In particular, it points out that additional financial support for UK exporters will be available through the UK’s export credit agency, UK Export Finance (UKEF).
The new measures will see what the DIT describes as UKEF’s “total risk appetite” double to £5 billion and the maximum cover limit for individual markets increase by up to 100%. The move will, potentially, provide up to £2.5 billion of additional capacity to support exports to some destinations.
The number of pre-approved local currencies in which UKEF can offer support is also being significantly increased, rising from 10 to 40. More overseas buyers of UK exports will therefore be able to pay in their own currency.
Overall, the increased support for UKEF should ensure that no viable UK export fails for lack of finance or insurance from the private sector, the DIT claims.

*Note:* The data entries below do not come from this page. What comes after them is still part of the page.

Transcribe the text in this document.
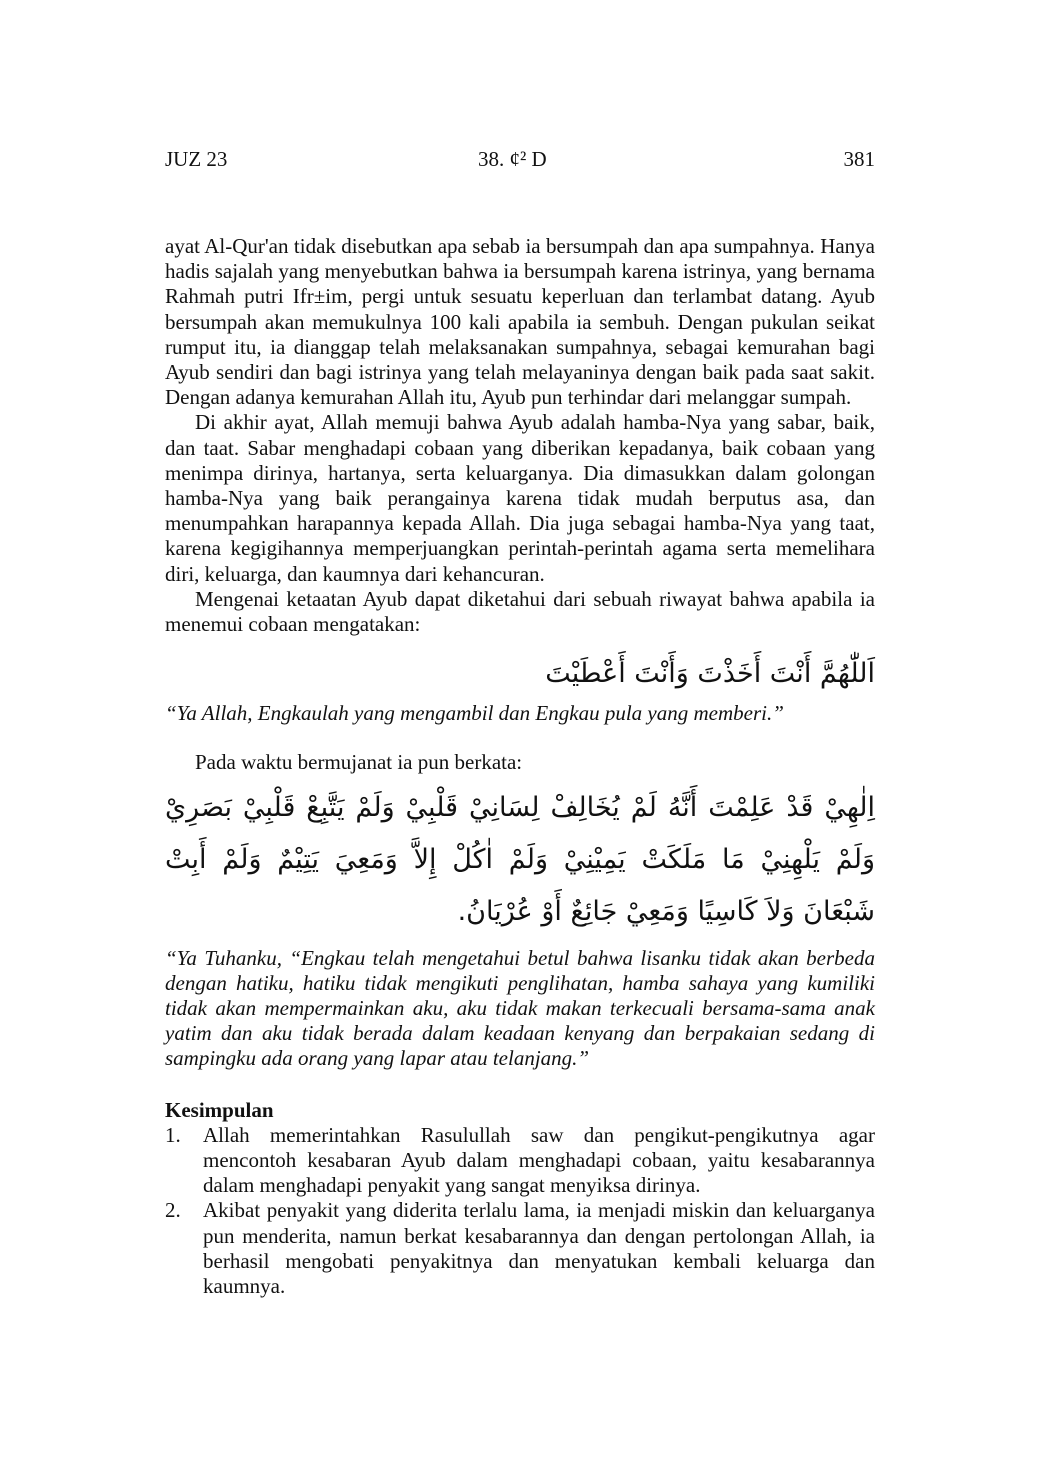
JUZ 23	38. ¢² D	381

ayat Al-Qur'an tidak disebutkan apa sebab ia bersumpah dan apa sumpahnya. Hanya hadis sajalah yang menyebutkan bahwa ia bersumpah karena istrinya, yang bernama Rahmah putri Ifr±im, pergi untuk sesuatu keperluan dan terlambat datang. Ayub bersumpah akan memukulnya 100 kali apabila ia sembuh. Dengan pukulan seikat rumput itu, ia dianggap telah melaksanakan sumpahnya, sebagai kemurahan bagi Ayub sendiri dan bagi istrinya yang telah melayaninya dengan baik pada saat sakit. Dengan adanya kemurahan Allah itu, Ayub pun terhindar dari melanggar sumpah.

Di akhir ayat, Allah memuji bahwa Ayub adalah hamba-Nya yang sabar, baik, dan taat. Sabar menghadapi cobaan yang diberikan kepadanya, baik cobaan yang menimpa dirinya, hartanya, serta keluarganya. Dia dimasukkan dalam golongan hamba-Nya yang baik perangainya karena tidak mudah berputus asa, dan menumpahkan harapannya kepada Allah. Dia juga sebagai hamba-Nya yang taat, karena kegigihannya memperjuangkan perintah-perintah agama serta memelihara diri, keluarga, dan kaumnya dari kehancuran.

Mengenai ketaatan Ayub dapat diketahui dari sebuah riwayat bahwa apabila ia menemui cobaan mengatakan:

اَللّٰهُمَّ أَنْتَ أَخَذْتَ وَأَنْتَ أَعْطَيْتَ

“Ya Allah, Engkaulah yang mengambil dan Engkau pula yang memberi.”

Pada waktu bermujanat ia pun berkata:

اِلٰهِيْ قَدْ عَلِمْتَ أَنَّهُ لَمْ يُخَالِفْ لِسَانِيْ قَلْبِيْ وَلَمْ يَتَّبِعْ قَلْبِيْ بَصَرِيْ وَلَمْ يَلْهِنِيْ مَا مَلَكَتْ يَمِيْنِيْ وَلَمْ اٰكُلْ إِلاَّ وَمَعِيَ يَتِيْمٌ وَلَمْ أَبِتْ شَبْعَانَ وَلاَ كَاسِيًا وَمَعِيْ جَائِعٌ أَوْ عُرْيَانُ.

“Ya Tuhanku, “Engkau telah mengetahui betul bahwa lisanku tidak akan berbeda dengan hatiku, hatiku tidak mengikuti penglihatan, hamba sahaya yang kumiliki tidak akan mempermainkan aku, aku tidak makan terkecuali bersama-sama anak yatim dan aku tidak berada dalam keadaan kenyang dan berpakaian sedang di sampingku ada orang yang lapar atau telanjang.”

Kesimpulan

1. Allah memerintahkan Rasulullah saw dan pengikut-pengikutnya agar mencontoh kesabaran Ayub dalam menghadapi cobaan, yaitu kesabarannya dalam menghadapi penyakit yang sangat menyiksa dirinya.
2. Akibat penyakit yang diderita terlalu lama, ia menjadi miskin dan keluarganya pun menderita, namun berkat kesabarannya dan dengan pertolongan Allah, ia berhasil mengobati penyakitnya dan menyatukan kembali keluarga dan kaumnya.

In a further significant move, the Department will receive £79.4 million to develop and deliver an independent international trade policy. The money will be used to support a smooth exit from the EU and – the DIT explains – will help to negotiate the best possible global trading arrangements for the UK.
Additional resources will also be allocated to strengthen trade policy capability within DIT in co-operation with the Foreign and Commonwealth Office (FCO). Annual funding of £26 million by 2019/20 was allocated to this initiative in the Autumn Statement.
Commenting on the measures, International Trade Secretary Dr Liam Fox said that they will help ensure that the Government is able to support more UK exporters, attract more overseas buyers and strengthen the UK’s capability to develop and deliver an international trade policy.